Progress patches MOVEit Automation auth-bypass bug

Progress Software has released updates for MOVEit Automation to fix a critical authentication-bypass vulnerability and an input-validation flaw that can lead to privilege escalation. The company warned that the issues could allow unauthorized access, administrative control and data exposure if systems are not updated.

MOVEit Automation is a server-based managed file transfer product used to schedule and automate file workflows in enterprise environments. The authentication bypass is tracked as CVE-2026-4670 with a CVSS score of 9.8. The input-validation issue is CVE-2026-5174 with a CVSS score of 7.7.

In its advisory, Progress warned: “Critical and high vulnerabilities in MOVEit Automation may allow authentication bypass and privilege escalation through the service backend command port interfaces.
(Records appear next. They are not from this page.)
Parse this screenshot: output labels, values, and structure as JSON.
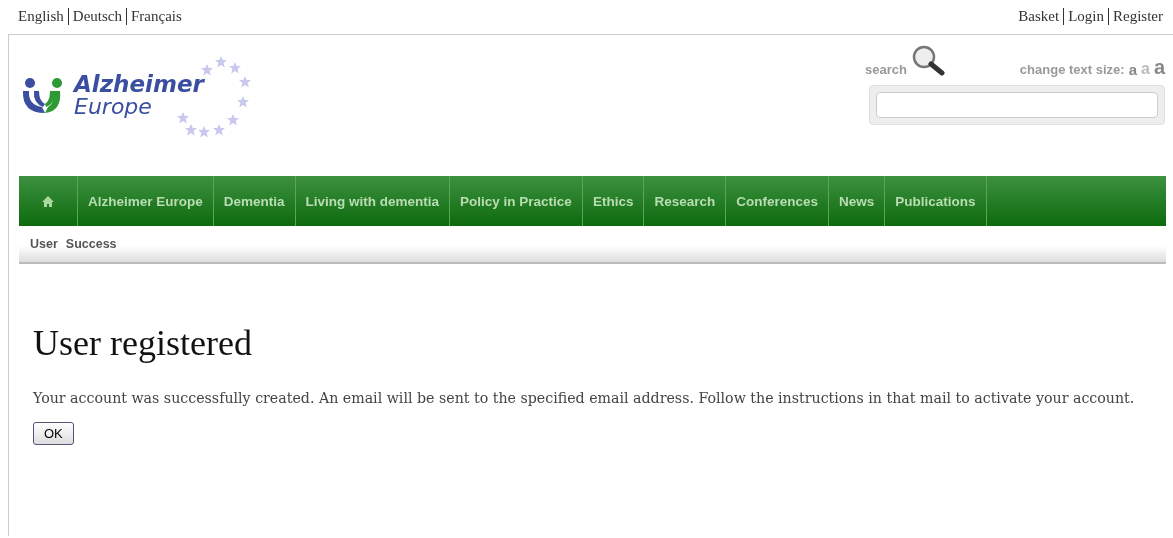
{
  "languages": [
    "English",
    "Deutsch",
    "Français"
  ],
  "account_links": [
    "Basket",
    "Login",
    "Register"
  ],
  "logo": {
    "line_1": "Alzheimer",
    "line_2": "Europe"
  },
  "search": {
    "label": "search"
  },
  "text_size": {
    "label": "change text size:",
    "options": [
      "a",
      "a",
      "a"
    ]
  },
  "nav": [
    "Alzheimer Europe",
    "Dementia",
    "Living with dementia",
    "Policy in Practice",
    "Ethics",
    "Research",
    "Conferences",
    "News",
    "Publications"
  ],
  "breadcrumb": [
    "User",
    "Success"
  ],
  "heading": "User registered",
  "message": "Your account was successfully created. An email will be sent to the specified email address. Follow the instructions in that mail to activate your account.",
  "buttons": [
    "OK"
  ]
}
Exploitation may lead to unauthorized access, administrative control, and data exposure.” The advisory does not report any confirmed active exploitation at the time of publication.

Affected releases and their patched versions are listed by Progress: systems running MOVEit Automation versions up to 2025.1.4 should be updated to 2025.1.5; versions up to 2025.0.8 should move to 2025.0.9; and versions up to 2024.1.7 should be upgraded to 2024.1.8. Progress noted there are no workarounds that mitigate these specific vulnerabilities.

Progress credited researchers at Airbus SecLab — Anaïs Gantet, Delphine Gourdou, Quentin Liddell and Matteo Ricordeau — for discovering and reporting the defects. The vendor advised applying the provided updates promptly to address the flaws.

Previous vulnerabilities in the related MOVEit Transfer product have been exploited by ransomware groups such as Cl0p. System owners should confirm their MOVEit Automation version, install the appropriate patched release and verify that services and access controls are functioning correctly after the update.